Stephanie Hanson of Florida was a passenger onboard American Airlines flight AA4194 from Miami to Freeport on October 24, 2020, when after an otherwise routine flight, the Embraer ERJ-145 regional jet veered off the runway and turned nearly 180 degrees before coming to a stop on soft ground.

A preliminary investigation from air accident investigators in the Bahamas suggests there was a landing gear malfunction. American Airlines says the aircraft experienced an issue with the main landing gear.

Of the 25 passengers and 3 crew members onboard, it is understood that at least two passengers suffered minor injuries.

Hanson claims she suffered “serious bodily injuries, including aggravation of a previous ankle injury, orthopaedic neck and back injuries, physical pain and suffering, anguish, fright and shock, annoyance, discomfort, loss of enjoyment of life in the past and in the future”.

The lawsuit, filed in the U.S. District Court for the Southern District of Florida, seeks damages under both the Montreal Convention and Warsaw Convention which gives passengers certain rights in the event of injury.

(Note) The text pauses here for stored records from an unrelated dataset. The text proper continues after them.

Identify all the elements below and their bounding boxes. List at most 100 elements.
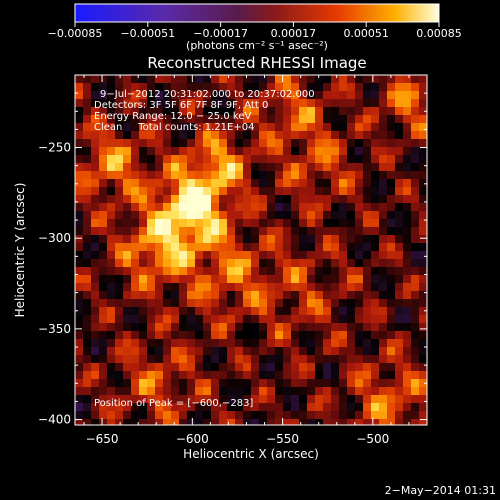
- heatmap-cell: [243, 75, 252, 84]
- heatmap-cell: [211, 267, 220, 276]
- heatmap-cell: [155, 123, 164, 132]
- heatmap-cell: [179, 107, 188, 116]
- heatmap-cell: [115, 411, 124, 420]
- heatmap-cell: [387, 251, 396, 260]
- heatmap-cell: [107, 171, 116, 180]
- heatmap-cell: [379, 107, 388, 116]
- heatmap-cell: [403, 243, 412, 252]
- heatmap-cell: [187, 259, 196, 268]
- heatmap-cell: [219, 195, 228, 204]
- heatmap-cell: [163, 91, 172, 100]
- heatmap-cell: [299, 283, 308, 292]
- heatmap-cell: [283, 227, 292, 236]
- heatmap-cell: [211, 139, 220, 148]
- heatmap-cell: [203, 99, 212, 108]
- heatmap-cell: [75, 307, 84, 316]
- heatmap-cell: [235, 211, 244, 220]
- heatmap-cell: [283, 355, 292, 364]
- heatmap-cell: [203, 395, 212, 404]
- heatmap-cell: [387, 411, 396, 420]
- heatmap-cell: [299, 107, 308, 116]
- heatmap-cell: [291, 235, 300, 244]
- heatmap-cell: [387, 91, 396, 100]
- heatmap-cell: [347, 251, 356, 260]
- heatmap-cell: [411, 75, 420, 84]
- heatmap-cell: [235, 355, 244, 364]
- heatmap-cell: [291, 379, 300, 388]
- heatmap-cell: [259, 211, 268, 220]
- heatmap-cell: [187, 203, 196, 212]
- heatmap-cell: [267, 91, 276, 100]
- heatmap-cell: [195, 187, 204, 196]
- heatmap-cell: [331, 211, 340, 220]
- heatmap-cell: [339, 147, 348, 156]
- heatmap-cell: [395, 355, 404, 364]
- heatmap-cell: [307, 91, 316, 100]
- heatmap-cell: [259, 355, 268, 364]
- heatmap-cell: [267, 171, 276, 180]
- heatmap-cell: [251, 395, 260, 404]
- heatmap-cell: [75, 291, 84, 300]
- heatmap-cell: [387, 275, 396, 284]
- heatmap-cell: [243, 299, 252, 308]
- heatmap-cell: [131, 259, 140, 268]
- heatmap-cell: [243, 251, 252, 260]
- heatmap-cell: [163, 339, 172, 348]
- heatmap-cell: [203, 195, 212, 204]
- heatmap-cell: [147, 147, 156, 156]
- heatmap-cell: [179, 355, 188, 364]
- heatmap-cell: [267, 275, 276, 284]
- heatmap-cell: [243, 411, 252, 420]
- heatmap-cell: [187, 315, 196, 324]
- heatmap-cell: [387, 371, 396, 380]
- heatmap-cell: [267, 363, 276, 372]
- heatmap-cell: [243, 363, 252, 372]
- heatmap-cell: [419, 91, 427, 100]
- heatmap-cell: [107, 155, 116, 164]
- heatmap-cell: [107, 195, 116, 204]
- heatmap-cell: [163, 299, 172, 308]
- heatmap-cell: [211, 171, 220, 180]
- y-tick-label: −250: [38, 141, 71, 155]
- heatmap-cell: [107, 227, 116, 236]
- heatmap-cell: [299, 347, 308, 356]
- heatmap-cell: [211, 195, 220, 204]
- colorbar-tick-label: −0.00085: [48, 27, 103, 40]
- y-tick-label: −300: [38, 231, 71, 245]
- heatmap-cell: [227, 107, 236, 116]
- heatmap-cell: [275, 347, 284, 356]
- heatmap-cell: [419, 259, 427, 268]
- heatmap-cell: [419, 99, 427, 108]
- heatmap-cell: [283, 411, 292, 420]
- heatmap-cell: [123, 179, 132, 188]
- heatmap-cell: [171, 179, 180, 188]
- heatmap-cell: [259, 115, 268, 124]
- heatmap-cell: [363, 107, 372, 116]
- heatmap-cell: [203, 371, 212, 380]
- heatmap-cell: [155, 379, 164, 388]
- heatmap-cell: [299, 155, 308, 164]
- heatmap-cell: [379, 283, 388, 292]
- heatmap-cell: [371, 371, 380, 380]
- heatmap-cell: [219, 155, 228, 164]
- heatmap-cell: [115, 235, 124, 244]
- heatmap-cell: [163, 259, 172, 268]
- heatmap-cell: [227, 123, 236, 132]
- heatmap-cell: [363, 75, 372, 84]
- heatmap-cell: [339, 139, 348, 148]
- heatmap-cell: [115, 91, 124, 100]
- heatmap-cell: [251, 371, 260, 380]
- heatmap-cell: [75, 411, 84, 420]
- heatmap-cell: [275, 387, 284, 396]
- heatmap-cell: [107, 331, 116, 340]
- heatmap-cell: [291, 299, 300, 308]
- heatmap-cell: [339, 155, 348, 164]
- heatmap-cell: [355, 171, 364, 180]
- heatmap-cell: [243, 179, 252, 188]
- heatmap-cell: [195, 355, 204, 364]
- heatmap-cell: [395, 307, 404, 316]
- heatmap-cell: [387, 379, 396, 388]
- heatmap-cell: [251, 99, 260, 108]
- heatmap-cell: [99, 275, 108, 284]
- heatmap-cell: [91, 211, 100, 220]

Article 17 of the Montreal Convention, for example, has been successfully used to sue airlines for hot coffee burns caused during turbulence or for heavy suitcases that have fallen from overhead lockers.

AA’s contract of carriage provides for damages up to $75,000 without proving negligence on the part of the airline. Hanson, however, argues the accident was caused by the “willful misconduct” of the airline and its agents.

As a result, Hanson is seeking damages under the much higher limit imposed by the Montreal Convention which limits monetary compensation to 128,821 Special Drawing Rights – a made-up currency that is currently equivalent to around $176,000.

Envoy was contacted for comment but had not responded by the time of publication.